Rather than adopt a zero-covid policy, leader Keir Starmer’s response has been to demand the government don’t lift the lockdown till the R number is below 1, i.e. the first signs of a tailing off of cases. His decision to rubbish the National Education Union’s warning of the danger of total opening of the schools is a disgrace. It is obviously aimed, like his whole covid policy, at proving to the bosses that he too puts “the economy”” i.e. their profits above our lives.

If only Sir Keir was as aggressive towards the Tories as he is against the left wing of his own party… but that is another story. His policy is to stick closely to the SAGE experts and only attack Johnson for incompetence, and when he lags behind their advice because of his backbench rebels and the Tory tabloids screaming headlines.

The Labour lefts’ opening statement, For a zero covid strategy, issued before the lockdown, mentions New Zealand and some EU countries, but fails to call for international co-operation and solidarity between our respective unions and socialist and Labour parties. A national programme to deal with an international crisis will always fall short.

Secondly it is far too timid in its demands. The Tories’ U-turn rendered many of them – for an immediate lockdown and focus on improved test, trace and isolate, restoration of furlough – redundant. To make it effective requires powerful economic measures to save jobs and assure a living income. Otherwise sheer hardship for millions will fuel the open-it-all-up campaign of the right, which Nigel Farage has just launched a new party to head.

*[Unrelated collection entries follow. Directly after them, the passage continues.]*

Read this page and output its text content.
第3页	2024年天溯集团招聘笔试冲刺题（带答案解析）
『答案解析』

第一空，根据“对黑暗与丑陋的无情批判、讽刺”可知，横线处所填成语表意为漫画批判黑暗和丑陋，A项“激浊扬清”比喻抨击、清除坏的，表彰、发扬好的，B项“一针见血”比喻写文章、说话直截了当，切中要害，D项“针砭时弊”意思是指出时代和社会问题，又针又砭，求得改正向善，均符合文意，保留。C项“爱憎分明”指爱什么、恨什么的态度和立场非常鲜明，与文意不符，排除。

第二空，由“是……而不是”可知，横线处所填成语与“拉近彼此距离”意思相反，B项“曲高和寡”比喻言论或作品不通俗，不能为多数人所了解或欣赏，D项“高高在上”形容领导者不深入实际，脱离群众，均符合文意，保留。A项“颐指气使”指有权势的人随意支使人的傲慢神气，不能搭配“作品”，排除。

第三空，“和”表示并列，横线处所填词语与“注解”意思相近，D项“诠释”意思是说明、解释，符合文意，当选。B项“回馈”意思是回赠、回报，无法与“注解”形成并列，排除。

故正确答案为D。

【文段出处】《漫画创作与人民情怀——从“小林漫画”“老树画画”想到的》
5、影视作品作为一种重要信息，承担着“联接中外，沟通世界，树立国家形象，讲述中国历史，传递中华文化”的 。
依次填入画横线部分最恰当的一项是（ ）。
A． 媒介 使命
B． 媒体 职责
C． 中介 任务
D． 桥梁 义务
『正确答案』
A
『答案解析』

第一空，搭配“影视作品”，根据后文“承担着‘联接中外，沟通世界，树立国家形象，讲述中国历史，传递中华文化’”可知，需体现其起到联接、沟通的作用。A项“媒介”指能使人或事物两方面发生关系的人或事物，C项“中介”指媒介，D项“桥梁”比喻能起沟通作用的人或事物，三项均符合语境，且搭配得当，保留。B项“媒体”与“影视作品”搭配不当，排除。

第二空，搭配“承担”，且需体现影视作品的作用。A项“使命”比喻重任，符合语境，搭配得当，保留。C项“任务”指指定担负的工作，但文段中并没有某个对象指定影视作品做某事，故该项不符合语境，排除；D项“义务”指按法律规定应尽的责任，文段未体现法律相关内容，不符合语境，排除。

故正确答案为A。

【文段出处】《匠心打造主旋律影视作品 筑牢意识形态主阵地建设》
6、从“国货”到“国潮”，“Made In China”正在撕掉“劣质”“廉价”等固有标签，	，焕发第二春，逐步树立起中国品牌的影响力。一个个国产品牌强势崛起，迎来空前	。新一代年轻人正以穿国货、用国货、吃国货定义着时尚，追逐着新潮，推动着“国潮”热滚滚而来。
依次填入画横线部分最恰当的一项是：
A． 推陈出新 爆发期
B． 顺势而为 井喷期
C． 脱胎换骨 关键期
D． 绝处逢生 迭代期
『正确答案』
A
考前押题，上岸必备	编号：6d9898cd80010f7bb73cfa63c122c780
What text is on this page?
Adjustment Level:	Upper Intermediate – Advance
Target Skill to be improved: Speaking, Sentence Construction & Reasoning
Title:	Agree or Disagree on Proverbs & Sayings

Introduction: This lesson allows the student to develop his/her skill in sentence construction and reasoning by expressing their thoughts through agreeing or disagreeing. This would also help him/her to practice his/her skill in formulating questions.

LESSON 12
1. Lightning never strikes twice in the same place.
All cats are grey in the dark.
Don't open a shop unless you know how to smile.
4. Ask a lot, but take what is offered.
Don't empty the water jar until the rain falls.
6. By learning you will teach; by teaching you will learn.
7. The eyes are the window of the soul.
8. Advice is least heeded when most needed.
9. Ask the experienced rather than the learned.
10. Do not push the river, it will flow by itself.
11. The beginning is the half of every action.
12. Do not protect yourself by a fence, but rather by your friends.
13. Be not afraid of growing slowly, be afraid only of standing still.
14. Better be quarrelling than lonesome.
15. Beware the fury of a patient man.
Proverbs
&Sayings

They should have called for:

– 100% furlough (as Bell Ribeiro-Addy did at a Halloween protest in London);

– Universal Credit  raised to the level of the minimum wage;

– lockdown till cases are in single figure

– a fully nationalised NHS and social care system;

– a test, trace, and isolate programme under local authority control;

– workers’ control in the workplaces to monitor cases and ensure public safety;

– a recovery plan, under workers control, to absorb all the unemployed with useful work rebuilding and expanding our public services and greening the economy and …

– a heavy corona virus tax on the banks and corporations and on the fortunes of the super-rich

Socialist alternative

This is related to the Campaign Group’s third flaw. The SCG stated: “Reducing the virus to minimal levels is not in contradiction to economic recovery. It is the precondition for economic recovery”. This is not true in general and specifically untrue in relation to Britain’s capitalist economy.

Britain is hit by a triple whammy: a global pandemic; a world economic crisis characterised by personal, corporate and state debt, which, as we have seen, has massively increased; and Brexit. If the economy continues to be run along capitalist lines, then even with zero-covid workers will be facing years of mass unemployment, falling wages and austerity cuts.

Ending covid has to be linked to answering the question, who should pay for the crisis?

Only by nationalising the banks and not just “failing” companies but also those at the top of the food chain can we garner the resources of the country and avert disaster for working class families. Then we can plan a way out of the crisis by prioritising what is produced for the common good and how it can be safely done: bigger schools and more teachers; more beds, nurses and doctors; millions of council homes with room to breathe; safe agricultural produce; zero-emissions production, etc.